Arnold Schönberg, the 20th-century modernist composer par excellence, began to arrange Das Lied von der Erde for chamber orchestra in 1920, reducing the orchestral forces to string and wind quintets, and calling for the addition of piano, harmonium, and celesta to augment the harmonic texture. Schönberg never finished the task but his version was completed in 1983 by Rainer Riehn. While the resulting work has enjoyed a limited concert life, many have found it less than totally satisfactory, since it was planned for the concerts of the Society for Private Musical Performances and was restricted to a prescribed range of instrumentation.

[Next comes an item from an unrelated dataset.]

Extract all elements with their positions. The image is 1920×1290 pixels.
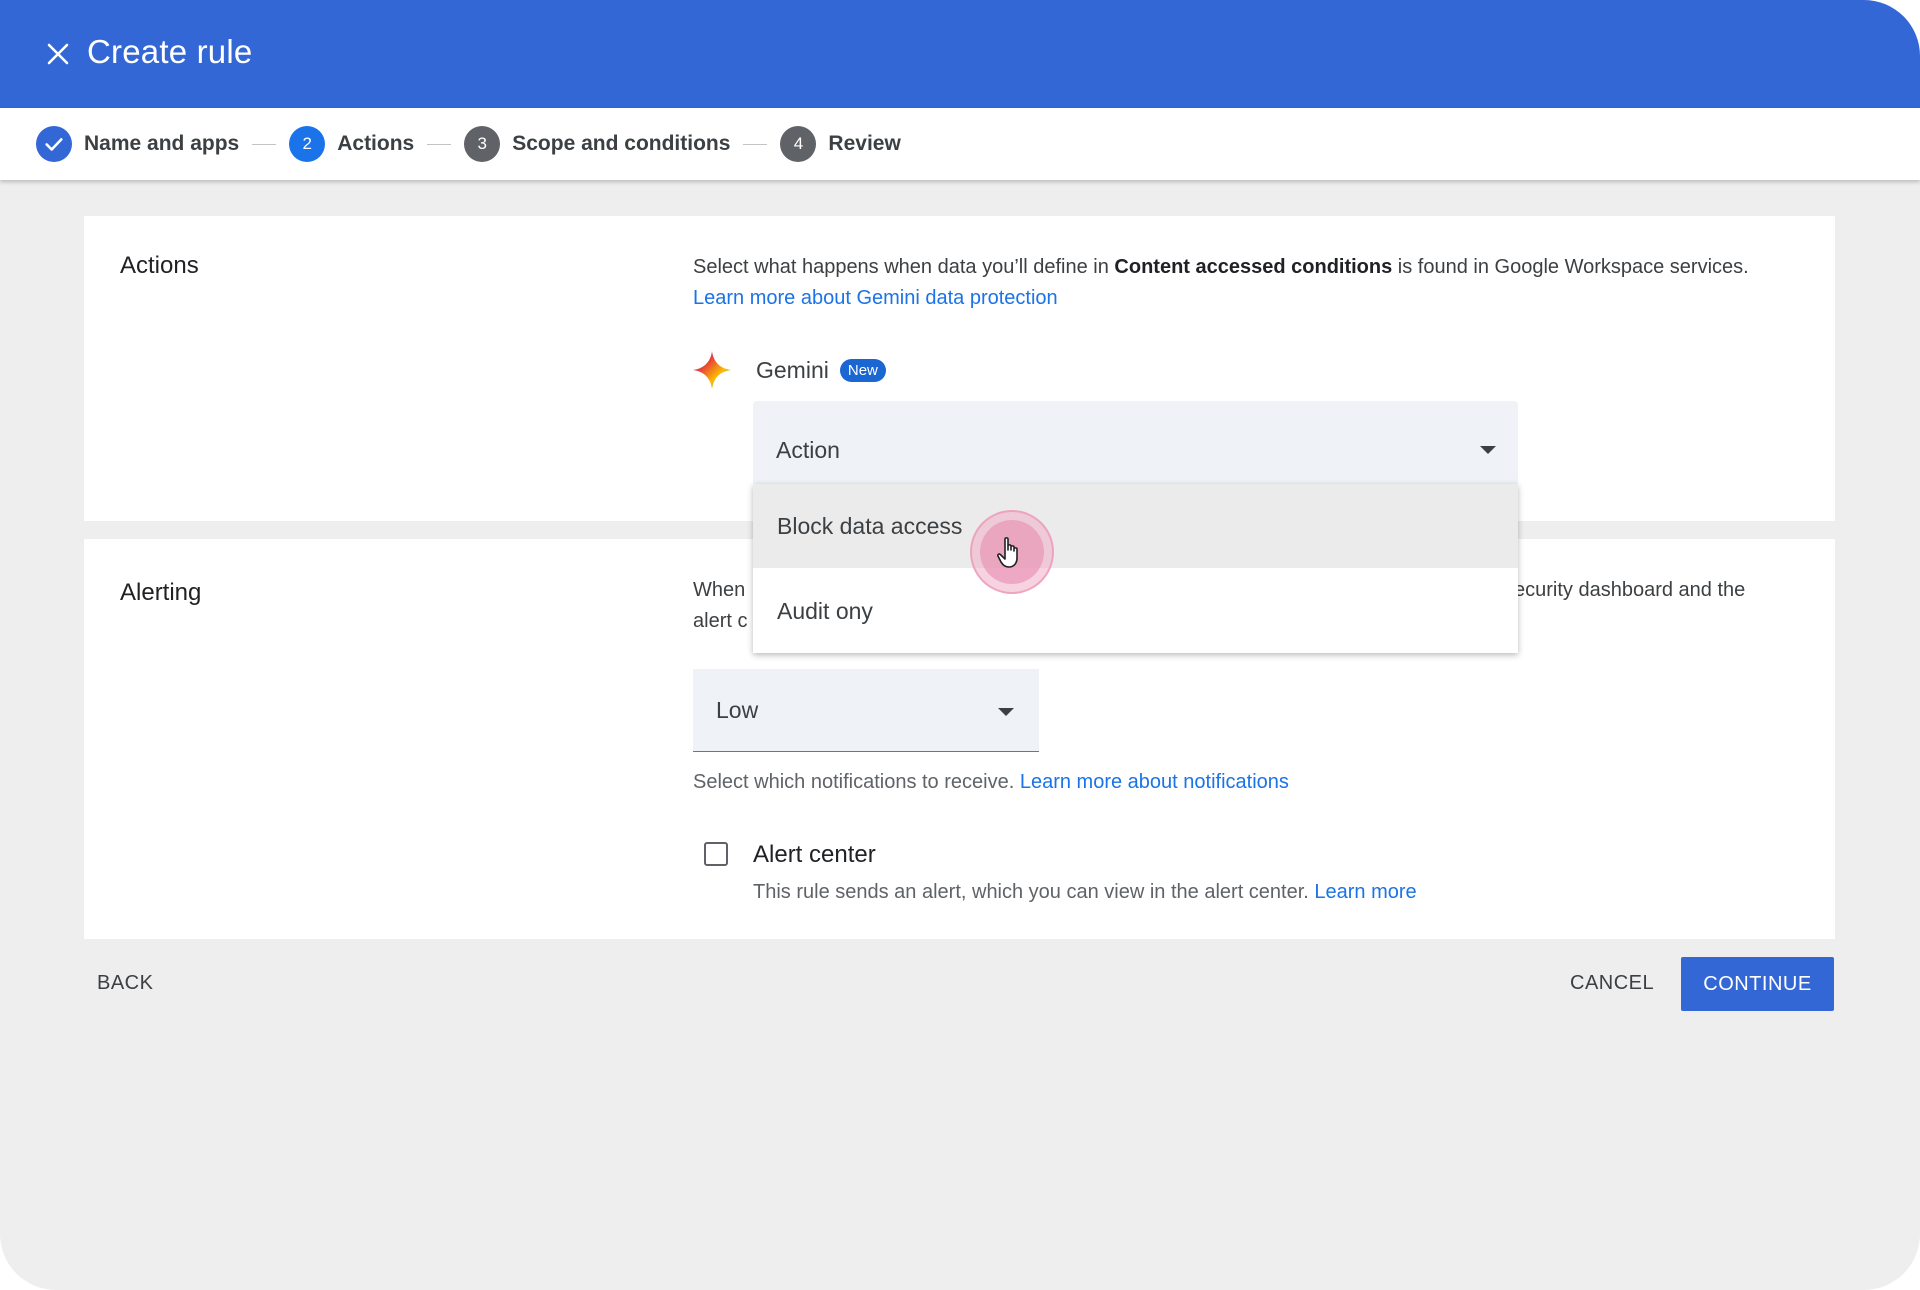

Cortese was able to pay more attention to preserving Mahler’s tone colors than Schönberg. and his arrangements are also unique in that he took the Complete Critical Edition of Mahler as his starting point. He harmonized both page breaks and rehearsal numbers to make each of his instrumentally reduced versions directly comparable with the Critical Edition, so that the piano reduction of the Complete Critical Edition is equally compatible with both of these versions.

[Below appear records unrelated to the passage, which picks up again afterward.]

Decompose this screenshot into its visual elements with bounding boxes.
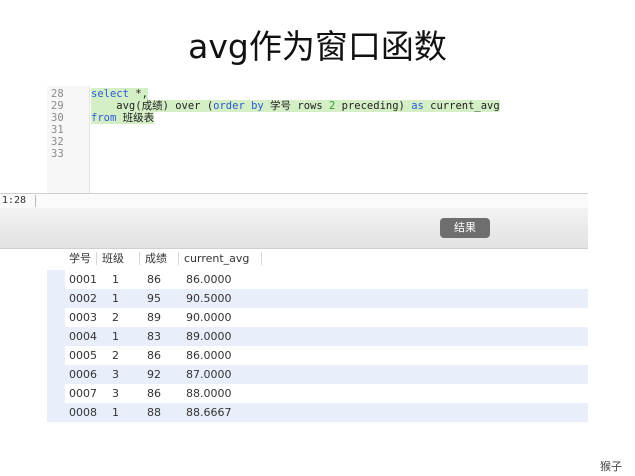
cell-score: 83 [147, 330, 161, 343]
row-stripe [47, 365, 588, 384]
cell-score: 86 [147, 387, 161, 400]
table-row[interactable]: 0003 2 89 90.0000 [47, 308, 588, 327]
cell-current-avg: 88.6667 [186, 406, 232, 419]
code-line-29[interactable]: avg(成绩) over (order by 学号 rows 2 precedi… [91, 100, 500, 112]
cell-current-avg: 86.0000 [186, 349, 232, 362]
code-text: 学号 rows [263, 100, 329, 112]
code-text: preceding) [335, 100, 412, 112]
table-row[interactable]: 0005 2 86 86.0000 [47, 346, 588, 365]
code-text: avg(成绩) over ( [91, 100, 214, 112]
cell-student-id: 0003 [69, 311, 97, 324]
row-selector[interactable] [47, 384, 65, 403]
cell-class: 1 [112, 292, 119, 305]
line-number: 28 [51, 88, 64, 100]
cursor-position: 1:28 [2, 195, 27, 206]
code-line-30[interactable]: from 班级表 [91, 112, 155, 124]
status-divider [35, 195, 36, 207]
cell-student-id: 0001 [69, 273, 97, 286]
slide-title: avg作为窗口函数 [188, 27, 447, 66]
code-keyword: as [411, 100, 424, 112]
cell-class: 2 [112, 311, 119, 324]
column-divider[interactable] [178, 252, 179, 265]
sql-editor[interactable]: 28 29 30 31 32 33 select *, avg(成绩) over… [47, 86, 588, 196]
results-toolbar: 结果 [0, 208, 588, 249]
cell-class: 1 [112, 406, 119, 419]
table-row[interactable]: 0001 1 86 86.0000 [47, 270, 588, 289]
code-keyword: order by [213, 100, 264, 112]
results-tab[interactable]: 结果 [440, 218, 490, 238]
code-text: 班级表 [116, 112, 155, 124]
line-number: 30 [51, 112, 64, 124]
column-header-score[interactable]: 成绩 [145, 249, 167, 268]
line-number: 29 [51, 100, 64, 112]
table-row[interactable]: 0007 3 86 88.0000 [47, 384, 588, 403]
cell-current-avg: 89.0000 [186, 330, 232, 343]
cell-current-avg: 87.0000 [186, 368, 232, 381]
line-number: 31 [51, 124, 64, 136]
column-divider[interactable] [96, 252, 97, 265]
cell-current-avg: 90.5000 [186, 292, 232, 305]
cell-score: 88 [147, 406, 161, 419]
row-stripe [47, 327, 588, 346]
cell-score: 95 [147, 292, 161, 305]
editor-status-bar: 1:28 [0, 193, 588, 209]
cell-current-avg: 88.0000 [186, 387, 232, 400]
line-number-gutter: 28 29 30 31 32 33 [47, 86, 90, 196]
code-keyword: from [91, 112, 117, 124]
line-number: 33 [51, 148, 64, 160]
cell-class: 3 [112, 368, 119, 381]
row-selector[interactable] [47, 346, 65, 365]
cell-score: 92 [147, 368, 161, 381]
cell-current-avg: 90.0000 [186, 311, 232, 324]
table-row[interactable]: 0008 1 88 88.6667 [47, 403, 588, 422]
cell-student-id: 0007 [69, 387, 97, 400]
code-line-28[interactable]: select *, [91, 88, 148, 100]
column-divider[interactable] [261, 252, 262, 265]
column-header-current-avg[interactable]: current_avg [184, 249, 249, 268]
row-stripe [47, 403, 588, 422]
table-row[interactable]: 0004 1 83 89.0000 [47, 327, 588, 346]
author-label: 猴子 [600, 460, 622, 473]
row-stripe [47, 289, 588, 308]
column-header-student-id[interactable]: 学号 [69, 249, 91, 268]
code-keyword: select [91, 88, 129, 100]
cell-class: 2 [112, 349, 119, 362]
cell-student-id: 0008 [69, 406, 97, 419]
cell-student-id: 0006 [69, 368, 97, 381]
cell-current-avg: 86.0000 [186, 273, 232, 286]
table-row[interactable]: 0006 3 92 87.0000 [47, 365, 588, 384]
table-header: 学号 班级 成绩 current_avg [47, 249, 588, 268]
column-divider[interactable] [139, 252, 140, 265]
row-selector[interactable] [47, 270, 65, 289]
code-text: *, [128, 88, 148, 100]
table-row[interactable]: 0002 1 95 90.5000 [47, 289, 588, 308]
cell-class: 1 [112, 330, 119, 343]
cell-class: 1 [112, 273, 119, 286]
code-text: current_avg [423, 100, 500, 112]
cell-score: 86 [147, 349, 161, 362]
line-number: 32 [51, 136, 64, 148]
cell-student-id: 0002 [69, 292, 97, 305]
cell-student-id: 0004 [69, 330, 97, 343]
cell-score: 89 [147, 311, 161, 324]
row-selector[interactable] [47, 308, 65, 327]
cell-class: 3 [112, 387, 119, 400]
column-header-class[interactable]: 班级 [102, 249, 124, 268]
cell-student-id: 0005 [69, 349, 97, 362]
cell-score: 86 [147, 273, 161, 286]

It is safe to say that maestro Glenn Cortese, who is himself a composer, knows Mahler’s original score for Das Lied von der Erde as well as anyone on the planet, so when the Hong Kong-based entrepreneur and musical philanthropist Daniel Ng Yat-chiu wanted to commission a new chamber version of the work, he turned to Cortese, who ended up making two separate versions, one for chamber orchestra and the other for chamber ensemble (20 players). Both of these versions have been published by Universal Edition, the venerable Viennese musical publishing house that also publishes the complete critical edition of the works of Mahler. For his Fredonia performance, Cortese is introducing yet another scrupulously edited and arranged version of Mahler’s original score, this time for ten instrumentalists.

Cortese is grateful for the generous support of Daniel Ng Yat-chiu and he says that he lost a true friend as well as a patron, when Ng Yat-chiu died this past August. Cortese was introduced to Ng Yat-chiu in 1998 by the wealthy American financier and amateur musician Gilbert Kaplan, who has made something of a cottage industry of conducting and recording just one work, Mahler’s Resurrection Symphony.

Ng Yat-chiu, who received a PhD in chemical engineering from the University of Illinois, later went on to establish the first Hong Kong franchise of a popular American fast food restaurant, the start of a financial venture that ultimately made him a very wealthy man. He was the director of the Hong Kong based Octavian Society, which carries out archival, editing, and scholarly work on the music manuscripts of Richard Strauss and the music library of the German pianist Paul Wittgenstein. He was also actively involved in a new translation of what he considered to be the severely mistranslated Chinese poems used by Mahler in the final “Der Abschied” movement of Das Lied von der Erde. His version is sung in Cantonese, as it most closely resembles the lost eighth-century Middle Chinese dialect in which the original texts were written, and it has been recorded by the Singapore Symphony Orchestra.